Border issues — tax incentives meant to lure business across the state line into Kansas — are at the top of two candidates’ minds as they vie for the 36th District seat in the Missouri House.
With the south Kansas City district’s western border on the state line, both candidates mentioned border issues as concerns.
Democrat Kevin McManus is seeking his third term in the House. His challenger is Republican Nola Wood.
The district boundaries are roughly State Line Road to James A. Reed Road between Interstates 435/470 and Martha Truman Road.
McManus sponsored legislation this year calling for a “cease-fire” between Missouri and Kansas on tax incentives that poach businesses from one side of the state line to the other.
McManus said the new law provides an opportunity for politicians to work together. Under the law, he said, Missouri will refrain from issuing such credits, but only if Kansas agrees to the same.
Wood, however, has doubts that Kansas will cooperate.
“They don’t have any reason to do that,” she said.
Instead, she said, Missouri needs to look at overall tax reform to eliminate what she called “annoyance issues,” such as a decision that things such as tennis classes charge sales tax.
The two differed on a recent bill to cut income taxes.
Wood said the bill was a small step in the right direction of keeping business and jobs in the state.
McManus called the bill “fiscally reckless,” despite delays and safeguards that its proponents put into place to keep the budget solvent.
“The delays are like a ticking time bomb,” he said, adding: “Most people who voted for it will not be in office” once the cuts actually begin.
Expansion of Medicaid under the Affordable Care Act was also a point of difference.
McManus considers Medicaid expansion a top priority, saying it would lead to $9.6 billion in economic development and cover 300,000 Missourians.
“It’s not only the fiscally smart thing to do, but the morally right thing to do,” he said.
Wood cited her experience in the insurance industry as a reason she does not support expansion.
“Medicaid needs to be reformed, not expanded,” she said.
However, she said she wants to study the issue more before offering specific alternatives.
Road funding is another sticky issue, since a sales tax proposal failed this year. Wood said the fact that people are choosing more fuel-efficient cars complicates things.
But she didn’t support a sales tax. Instead, she suggested a gas tax increase might be an option.
McManus said the income tax cut will also affect money for road repair, but other options for raising money will be hard to come by.

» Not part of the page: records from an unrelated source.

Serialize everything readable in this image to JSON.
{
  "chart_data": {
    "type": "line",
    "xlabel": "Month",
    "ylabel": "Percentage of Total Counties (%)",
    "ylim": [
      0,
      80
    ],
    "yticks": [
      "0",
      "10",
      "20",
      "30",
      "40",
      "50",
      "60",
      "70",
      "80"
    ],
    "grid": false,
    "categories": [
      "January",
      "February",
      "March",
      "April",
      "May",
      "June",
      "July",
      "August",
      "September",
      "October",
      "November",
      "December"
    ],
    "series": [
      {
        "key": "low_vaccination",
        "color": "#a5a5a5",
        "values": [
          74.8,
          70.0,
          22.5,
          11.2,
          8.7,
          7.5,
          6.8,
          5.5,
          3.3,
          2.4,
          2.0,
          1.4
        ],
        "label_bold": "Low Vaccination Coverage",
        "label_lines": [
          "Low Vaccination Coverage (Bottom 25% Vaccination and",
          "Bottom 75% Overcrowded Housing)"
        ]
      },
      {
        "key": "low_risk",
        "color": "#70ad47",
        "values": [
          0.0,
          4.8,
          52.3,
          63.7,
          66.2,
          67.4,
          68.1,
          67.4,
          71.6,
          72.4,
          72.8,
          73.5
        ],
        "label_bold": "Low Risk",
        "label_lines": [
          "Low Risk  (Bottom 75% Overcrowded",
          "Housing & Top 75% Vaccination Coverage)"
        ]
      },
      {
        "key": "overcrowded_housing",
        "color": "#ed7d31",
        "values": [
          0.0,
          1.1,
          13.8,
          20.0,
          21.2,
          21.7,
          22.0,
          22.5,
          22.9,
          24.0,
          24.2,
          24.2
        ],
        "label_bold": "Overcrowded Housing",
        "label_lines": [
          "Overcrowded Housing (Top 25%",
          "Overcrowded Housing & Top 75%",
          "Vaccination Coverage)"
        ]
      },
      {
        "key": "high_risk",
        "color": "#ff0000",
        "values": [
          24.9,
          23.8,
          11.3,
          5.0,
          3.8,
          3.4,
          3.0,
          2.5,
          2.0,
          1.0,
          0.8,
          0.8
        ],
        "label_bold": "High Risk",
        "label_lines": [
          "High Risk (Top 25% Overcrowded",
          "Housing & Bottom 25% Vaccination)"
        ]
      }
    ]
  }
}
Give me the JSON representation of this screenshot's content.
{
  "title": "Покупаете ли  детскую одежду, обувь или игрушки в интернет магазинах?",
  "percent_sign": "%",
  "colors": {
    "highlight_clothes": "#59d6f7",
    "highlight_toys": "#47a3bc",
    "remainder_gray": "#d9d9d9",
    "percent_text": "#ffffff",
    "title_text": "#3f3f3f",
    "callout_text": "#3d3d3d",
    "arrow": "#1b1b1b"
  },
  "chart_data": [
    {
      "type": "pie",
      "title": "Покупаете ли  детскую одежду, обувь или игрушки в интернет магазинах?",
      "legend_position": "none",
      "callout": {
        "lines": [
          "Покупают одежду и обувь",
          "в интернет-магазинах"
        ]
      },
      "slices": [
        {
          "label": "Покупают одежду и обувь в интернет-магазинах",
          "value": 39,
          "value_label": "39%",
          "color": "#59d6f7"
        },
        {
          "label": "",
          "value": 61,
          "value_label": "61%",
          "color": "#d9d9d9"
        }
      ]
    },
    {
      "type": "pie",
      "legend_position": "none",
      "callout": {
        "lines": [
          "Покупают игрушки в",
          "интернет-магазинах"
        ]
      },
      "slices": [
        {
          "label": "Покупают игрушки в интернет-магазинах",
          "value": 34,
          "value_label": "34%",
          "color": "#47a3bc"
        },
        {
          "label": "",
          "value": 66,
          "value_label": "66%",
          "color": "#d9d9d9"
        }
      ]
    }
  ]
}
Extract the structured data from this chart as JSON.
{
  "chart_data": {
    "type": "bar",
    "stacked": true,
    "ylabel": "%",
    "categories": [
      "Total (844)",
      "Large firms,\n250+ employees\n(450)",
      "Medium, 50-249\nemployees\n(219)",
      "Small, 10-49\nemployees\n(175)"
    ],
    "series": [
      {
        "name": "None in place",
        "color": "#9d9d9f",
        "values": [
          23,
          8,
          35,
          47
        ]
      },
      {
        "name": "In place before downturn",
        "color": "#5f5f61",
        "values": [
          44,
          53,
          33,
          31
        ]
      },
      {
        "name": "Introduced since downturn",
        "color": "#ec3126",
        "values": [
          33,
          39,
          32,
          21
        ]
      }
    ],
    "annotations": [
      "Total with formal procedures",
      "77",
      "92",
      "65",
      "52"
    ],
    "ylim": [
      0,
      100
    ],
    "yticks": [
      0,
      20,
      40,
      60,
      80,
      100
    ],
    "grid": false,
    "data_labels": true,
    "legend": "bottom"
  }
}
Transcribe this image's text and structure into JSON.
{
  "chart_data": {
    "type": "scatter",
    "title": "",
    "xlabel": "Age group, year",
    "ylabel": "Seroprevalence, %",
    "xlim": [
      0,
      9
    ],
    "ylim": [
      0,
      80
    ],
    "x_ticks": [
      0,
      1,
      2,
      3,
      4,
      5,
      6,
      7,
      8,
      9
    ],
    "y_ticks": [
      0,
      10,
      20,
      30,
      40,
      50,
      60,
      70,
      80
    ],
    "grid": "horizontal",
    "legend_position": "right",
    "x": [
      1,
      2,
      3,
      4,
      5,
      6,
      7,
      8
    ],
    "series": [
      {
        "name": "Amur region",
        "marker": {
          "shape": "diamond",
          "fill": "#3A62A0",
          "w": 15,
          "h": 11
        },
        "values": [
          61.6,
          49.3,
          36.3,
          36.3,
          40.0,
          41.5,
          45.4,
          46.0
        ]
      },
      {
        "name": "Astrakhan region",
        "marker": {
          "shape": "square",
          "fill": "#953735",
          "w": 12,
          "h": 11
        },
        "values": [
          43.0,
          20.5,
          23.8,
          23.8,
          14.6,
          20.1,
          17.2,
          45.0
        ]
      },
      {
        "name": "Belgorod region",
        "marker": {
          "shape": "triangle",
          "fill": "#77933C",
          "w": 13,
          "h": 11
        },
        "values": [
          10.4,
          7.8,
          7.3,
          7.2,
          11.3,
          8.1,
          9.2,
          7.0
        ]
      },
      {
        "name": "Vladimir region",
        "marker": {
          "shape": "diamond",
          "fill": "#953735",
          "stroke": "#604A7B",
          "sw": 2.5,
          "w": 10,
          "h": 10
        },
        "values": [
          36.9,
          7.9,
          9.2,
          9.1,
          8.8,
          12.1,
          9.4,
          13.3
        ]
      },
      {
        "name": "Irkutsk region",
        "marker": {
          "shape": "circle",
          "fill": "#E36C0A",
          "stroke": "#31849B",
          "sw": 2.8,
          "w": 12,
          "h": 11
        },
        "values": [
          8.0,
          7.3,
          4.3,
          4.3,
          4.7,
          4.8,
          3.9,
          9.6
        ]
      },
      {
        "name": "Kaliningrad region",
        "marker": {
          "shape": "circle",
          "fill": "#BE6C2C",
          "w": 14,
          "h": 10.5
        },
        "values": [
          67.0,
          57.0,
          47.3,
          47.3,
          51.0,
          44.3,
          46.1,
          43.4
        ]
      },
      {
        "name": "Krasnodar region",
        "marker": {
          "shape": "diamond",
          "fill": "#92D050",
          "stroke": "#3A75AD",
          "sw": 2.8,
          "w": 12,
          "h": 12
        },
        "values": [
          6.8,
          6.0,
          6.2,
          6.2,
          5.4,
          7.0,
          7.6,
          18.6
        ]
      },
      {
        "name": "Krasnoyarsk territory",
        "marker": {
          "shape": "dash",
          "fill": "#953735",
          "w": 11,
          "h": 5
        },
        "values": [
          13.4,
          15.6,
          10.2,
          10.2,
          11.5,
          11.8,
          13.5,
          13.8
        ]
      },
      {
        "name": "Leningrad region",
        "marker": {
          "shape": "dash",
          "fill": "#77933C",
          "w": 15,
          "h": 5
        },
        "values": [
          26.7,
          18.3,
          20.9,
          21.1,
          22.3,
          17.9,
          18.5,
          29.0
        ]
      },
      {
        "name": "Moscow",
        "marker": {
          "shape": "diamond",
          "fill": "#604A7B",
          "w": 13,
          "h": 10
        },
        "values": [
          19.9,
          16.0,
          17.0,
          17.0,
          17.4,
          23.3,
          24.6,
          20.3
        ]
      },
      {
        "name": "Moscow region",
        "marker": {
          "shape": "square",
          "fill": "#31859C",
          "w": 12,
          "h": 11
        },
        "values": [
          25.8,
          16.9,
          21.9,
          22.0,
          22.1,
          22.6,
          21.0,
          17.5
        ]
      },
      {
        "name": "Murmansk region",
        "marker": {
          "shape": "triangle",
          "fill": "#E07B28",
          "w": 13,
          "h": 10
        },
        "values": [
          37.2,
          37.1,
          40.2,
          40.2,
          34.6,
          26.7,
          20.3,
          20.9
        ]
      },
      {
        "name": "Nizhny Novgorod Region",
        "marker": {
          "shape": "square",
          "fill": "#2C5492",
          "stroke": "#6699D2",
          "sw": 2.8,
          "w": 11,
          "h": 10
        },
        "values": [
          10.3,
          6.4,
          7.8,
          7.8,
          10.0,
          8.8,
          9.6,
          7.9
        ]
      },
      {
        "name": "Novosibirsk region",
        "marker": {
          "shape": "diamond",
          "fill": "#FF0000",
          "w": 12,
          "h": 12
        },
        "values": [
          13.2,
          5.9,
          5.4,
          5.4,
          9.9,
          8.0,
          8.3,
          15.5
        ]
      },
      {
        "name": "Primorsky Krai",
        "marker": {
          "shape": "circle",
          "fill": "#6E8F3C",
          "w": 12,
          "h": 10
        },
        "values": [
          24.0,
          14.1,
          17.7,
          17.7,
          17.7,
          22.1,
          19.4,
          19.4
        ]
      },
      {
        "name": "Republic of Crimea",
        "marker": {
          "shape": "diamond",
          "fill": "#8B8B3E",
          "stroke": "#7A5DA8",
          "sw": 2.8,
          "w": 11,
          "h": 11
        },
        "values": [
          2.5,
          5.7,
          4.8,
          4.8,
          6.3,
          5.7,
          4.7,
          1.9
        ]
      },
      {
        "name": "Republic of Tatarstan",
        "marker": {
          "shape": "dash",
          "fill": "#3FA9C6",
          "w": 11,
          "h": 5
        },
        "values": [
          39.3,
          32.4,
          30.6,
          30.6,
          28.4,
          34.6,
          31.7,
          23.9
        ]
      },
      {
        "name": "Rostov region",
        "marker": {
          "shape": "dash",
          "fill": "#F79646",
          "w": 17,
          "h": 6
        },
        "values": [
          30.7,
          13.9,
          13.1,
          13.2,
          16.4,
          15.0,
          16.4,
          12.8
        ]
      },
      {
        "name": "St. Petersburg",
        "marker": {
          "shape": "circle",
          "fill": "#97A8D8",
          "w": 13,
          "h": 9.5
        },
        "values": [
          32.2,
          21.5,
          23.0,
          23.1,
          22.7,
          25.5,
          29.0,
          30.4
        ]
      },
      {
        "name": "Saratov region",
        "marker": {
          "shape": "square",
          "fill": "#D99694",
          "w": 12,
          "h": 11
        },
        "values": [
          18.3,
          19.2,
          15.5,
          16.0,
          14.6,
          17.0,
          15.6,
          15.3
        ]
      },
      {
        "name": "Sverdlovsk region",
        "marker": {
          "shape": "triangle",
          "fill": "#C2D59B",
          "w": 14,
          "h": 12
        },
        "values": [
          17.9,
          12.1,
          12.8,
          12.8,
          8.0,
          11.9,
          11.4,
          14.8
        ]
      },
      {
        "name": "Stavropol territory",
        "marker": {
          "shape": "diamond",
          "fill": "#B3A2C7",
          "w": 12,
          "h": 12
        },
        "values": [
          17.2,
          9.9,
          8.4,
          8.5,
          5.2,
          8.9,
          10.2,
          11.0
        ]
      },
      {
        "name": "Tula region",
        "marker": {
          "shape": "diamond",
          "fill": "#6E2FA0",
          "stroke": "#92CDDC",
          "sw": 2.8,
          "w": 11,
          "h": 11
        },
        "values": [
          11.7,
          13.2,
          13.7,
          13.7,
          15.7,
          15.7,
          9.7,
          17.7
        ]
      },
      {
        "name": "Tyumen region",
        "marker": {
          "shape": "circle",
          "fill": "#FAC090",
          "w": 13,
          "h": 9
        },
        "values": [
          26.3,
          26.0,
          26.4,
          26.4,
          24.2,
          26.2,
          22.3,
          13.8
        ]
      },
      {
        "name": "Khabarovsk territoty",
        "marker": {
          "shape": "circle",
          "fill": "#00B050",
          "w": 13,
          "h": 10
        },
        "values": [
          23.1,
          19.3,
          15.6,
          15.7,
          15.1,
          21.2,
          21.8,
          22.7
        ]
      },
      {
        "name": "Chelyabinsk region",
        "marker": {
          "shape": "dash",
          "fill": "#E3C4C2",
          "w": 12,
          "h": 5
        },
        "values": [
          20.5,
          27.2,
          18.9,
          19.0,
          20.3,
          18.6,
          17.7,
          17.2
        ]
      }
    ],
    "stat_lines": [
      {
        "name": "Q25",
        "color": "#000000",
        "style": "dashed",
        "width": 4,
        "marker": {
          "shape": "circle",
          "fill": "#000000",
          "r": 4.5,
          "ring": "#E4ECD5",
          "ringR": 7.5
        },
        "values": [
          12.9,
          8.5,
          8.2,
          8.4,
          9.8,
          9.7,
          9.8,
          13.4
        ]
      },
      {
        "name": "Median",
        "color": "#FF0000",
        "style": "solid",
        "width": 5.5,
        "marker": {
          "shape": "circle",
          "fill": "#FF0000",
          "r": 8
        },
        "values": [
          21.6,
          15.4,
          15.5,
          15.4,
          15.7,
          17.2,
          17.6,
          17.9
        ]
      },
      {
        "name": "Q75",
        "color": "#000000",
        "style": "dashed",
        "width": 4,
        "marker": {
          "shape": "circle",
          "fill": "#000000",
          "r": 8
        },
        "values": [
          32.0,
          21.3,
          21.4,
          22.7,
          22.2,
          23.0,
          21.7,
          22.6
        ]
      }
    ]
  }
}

“At this point, I don’t see any clear answer.”
Address: Kansas City
Education: Law degree, St. Louis University; bachelor’s in government, University of Notre Dame
Previous public service: Missouri House, 2010-present
Address: Kansas City
Occupation: Insurance broker, Woody Financial Group Benefits
Education: Attended Wichita State University and Wichita Bible College
Previous public service: Member, governmental affairs committee, South Kansas City Alliance; joint governmental affairs committee of South KC Chamber of Commerce and Grandview Chamber of Commerce; former board member, Friends of Missouri Town.